A collision between railroad maintenance crews killed 11 Southern Pacific workers near Roseville, California, amid post-flood track repair during the Great Depression.
Key Facts
- Deaths
- 11 Southern Pacific Railroad workers
- Date of crash
- April 8, 1935
- Crew size dispatched
- 14 men
- Collision time
- approximately 8:30 p.m.
- Distance of track damage
- 11 miles between Roseville and Lincoln
- Memorial installed
- 2005, Roseville Amtrak station
By the Numbers
Location
Cause → Event → Consequence
Torrential rain on April 6–7, 1935 caused severe flooding in California's Sacramento Valley, exacerbated by snowmelt from an unusually heavy Sierra Nevada snowpack. The flooding washed out Southern Pacific Railroad tracks at multiple locations along the 11-mile branch line between Roseville and Lincoln, prompting emergency repair operations.
On April 8, 1935, a 14-man Southern Pacific maintenance crew traveling in two open railcars collided head-on at about 8:30 p.m. with a gravel car being pushed by a locomotive moving in the opposite direction. Darkness, poor weather, and the locomotive's position behind the gravel car meant neither crew was aware of the other. Eleven workers were killed, some thrown up to 50 feet into a steep ravine near the Andora underpass in Roseville.

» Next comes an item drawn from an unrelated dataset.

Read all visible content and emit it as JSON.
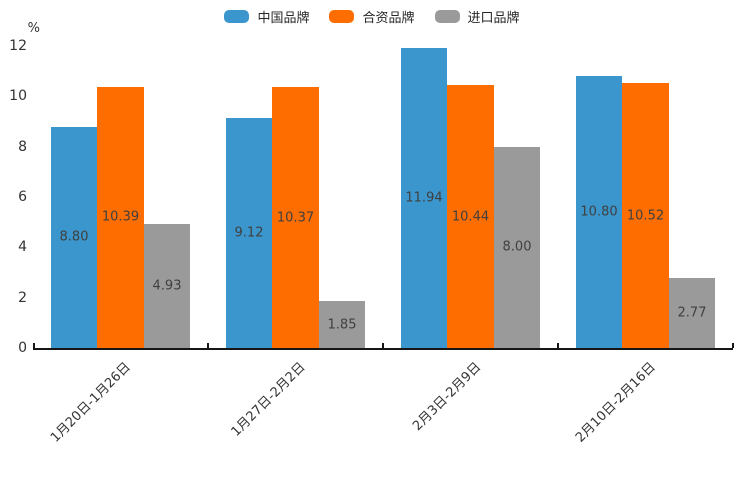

The deaths of 11 workers devastated the small city of Roseville, population roughly 5,500, where railroad employment was especially prized during the Great Depression. The men—seven of Mexican ancestry and four of Greek ancestry—were buried in Roseville Public Cemetery. Seventy years later, the Roseville Historical Society erected a memorial plaque at the Roseville Amtrak station titled "Lest We Forget."